What made it even easier is the common algorithm used by most social media channels to “invite” existing contacts whenever you join. This ensures that friends follow you from one channel to the next one and the next one and the next one until your online lives are as intertwined as a plate of spaghetti.
So as more of our online activities intertwine, it is no wonder then that @Detlef and I almost feel like — as expressed in today’s lingo — we’re best friends forever or BFFs!. I say almost because this relationship is not really real. We know as much as there is to know about the respective lives that we willingly share online. Yet is is ultimately a shallow sharing, devoid of emotional connection. It’s like watching a movie from a distance in thousand-pixel quality. The connection itself is momentary — punctuated by likes, comments and shares –which ends the moment we go offline.
Of course, I’m not discounting the possibility of online friendships blossoming into real-world ones. There are stories a-plenty of that happening, and anecdotes abound about love and friendship found (and lost) on social media. But lucky for me and @Detlef, our online presence is not the totality of our entire lives. As far as I’m are concerned, our online friendship is fine just the way it is at the moment.
The other side of the coin
It can also work the other way around. Real friendships can also turn into online friendships for various reasons. An increasingly mobile lifestyle equates to people moving around more often and further distances. A friend or family member can suddenly relocate to another country or get a job in a different state. Entire families might transfer residence, moving to where the standard and quality of life is better and where there are brighter prospects for growth, prosperity and happiness.
Which leads me to the raison d’etre of this article’s title.
Two years ago, a work colleague moved to another job, in the process totally changing career direction. Though way much younger than me, we had become friends through the years, mainly because of our shared interest in blogging and social media trends. Moving to another country and frequent out-of-town assignment meant that we steadily lost personal contact. Through status updates, picture postings, comments, we nevertheless managed to stay abreast of what each of us was up to. But this, too, slowly dwindled in the coming months.
Then about a year later, a random comment thread in Facebook somehow concluded in a mutual decision to “let’s meet again and catch up”. So we did and spent a weekend lunch reminiscing about the “good old days” and the usual “by-the-way-what-happened-to-you-know-who” type of conversation. Two hours later, it was time to go.
Probably realizing how our lives have taken such diverse paths, there was no mention of a next meeting as we prepared to part ways. But the question must have been in my eyes because just before leaving she said:
“Hey, @beecue.
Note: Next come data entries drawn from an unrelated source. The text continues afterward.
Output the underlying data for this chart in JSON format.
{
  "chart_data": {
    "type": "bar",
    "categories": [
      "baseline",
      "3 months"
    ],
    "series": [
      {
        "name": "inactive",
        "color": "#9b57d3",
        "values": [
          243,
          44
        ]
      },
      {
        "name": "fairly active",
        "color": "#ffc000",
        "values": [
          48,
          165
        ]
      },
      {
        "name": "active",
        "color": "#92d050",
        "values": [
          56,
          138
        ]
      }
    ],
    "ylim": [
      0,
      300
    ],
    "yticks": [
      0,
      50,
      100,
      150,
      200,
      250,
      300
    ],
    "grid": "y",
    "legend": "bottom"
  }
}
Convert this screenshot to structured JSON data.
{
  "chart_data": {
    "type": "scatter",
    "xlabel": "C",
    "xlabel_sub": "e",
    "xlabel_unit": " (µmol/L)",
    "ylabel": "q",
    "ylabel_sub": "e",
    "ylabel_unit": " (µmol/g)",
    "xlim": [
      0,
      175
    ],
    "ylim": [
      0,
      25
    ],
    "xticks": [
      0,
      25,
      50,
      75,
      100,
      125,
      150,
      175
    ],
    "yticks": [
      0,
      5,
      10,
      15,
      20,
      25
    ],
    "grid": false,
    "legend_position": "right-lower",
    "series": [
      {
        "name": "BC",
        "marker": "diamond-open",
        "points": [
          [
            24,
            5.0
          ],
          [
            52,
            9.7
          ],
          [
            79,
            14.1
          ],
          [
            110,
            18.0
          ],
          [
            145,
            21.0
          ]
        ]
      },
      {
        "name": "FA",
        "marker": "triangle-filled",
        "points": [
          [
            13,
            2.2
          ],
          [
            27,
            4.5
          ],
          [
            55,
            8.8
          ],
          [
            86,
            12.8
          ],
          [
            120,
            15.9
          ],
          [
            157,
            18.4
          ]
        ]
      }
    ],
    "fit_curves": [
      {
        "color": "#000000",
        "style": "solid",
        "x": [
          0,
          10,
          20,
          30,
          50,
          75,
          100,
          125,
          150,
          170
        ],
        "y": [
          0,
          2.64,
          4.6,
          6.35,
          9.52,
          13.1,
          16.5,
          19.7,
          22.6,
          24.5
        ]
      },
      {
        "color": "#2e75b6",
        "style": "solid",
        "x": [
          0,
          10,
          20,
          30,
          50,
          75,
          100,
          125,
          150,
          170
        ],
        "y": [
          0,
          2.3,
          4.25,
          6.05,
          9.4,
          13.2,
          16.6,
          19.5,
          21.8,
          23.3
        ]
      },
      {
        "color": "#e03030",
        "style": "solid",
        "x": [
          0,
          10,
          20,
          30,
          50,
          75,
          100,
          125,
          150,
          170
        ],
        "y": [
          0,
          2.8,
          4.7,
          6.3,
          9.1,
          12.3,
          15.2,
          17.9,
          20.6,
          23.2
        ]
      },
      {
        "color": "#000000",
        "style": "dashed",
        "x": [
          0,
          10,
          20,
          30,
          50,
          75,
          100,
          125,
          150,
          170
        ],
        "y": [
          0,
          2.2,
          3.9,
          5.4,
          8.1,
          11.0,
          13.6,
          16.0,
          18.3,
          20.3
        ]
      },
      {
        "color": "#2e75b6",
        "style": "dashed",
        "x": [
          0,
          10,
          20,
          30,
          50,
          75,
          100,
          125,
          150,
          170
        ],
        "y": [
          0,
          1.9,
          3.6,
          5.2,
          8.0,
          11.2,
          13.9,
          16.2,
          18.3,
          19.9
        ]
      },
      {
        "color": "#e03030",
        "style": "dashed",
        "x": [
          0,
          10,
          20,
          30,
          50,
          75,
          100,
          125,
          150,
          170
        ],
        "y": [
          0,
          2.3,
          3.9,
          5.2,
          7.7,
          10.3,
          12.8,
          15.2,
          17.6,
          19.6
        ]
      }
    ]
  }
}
I’ll follow you in every ‘gram!”
And indeed we are now connected in all the major social media channels, the latest being Snapchat.
Thus begins another social media relationship…
About the Picture
The picture above is a screenshot from the Instagram account of Murad Osmann, who together with his girlfriend, Nataly Zakharova (@yourleo), have become Instagram celebrities for their photograph series that shows her pulling him into various famous landmarks all over the world. With over 2.4 million followers, they have been featured in several internet trade magazines and dailies.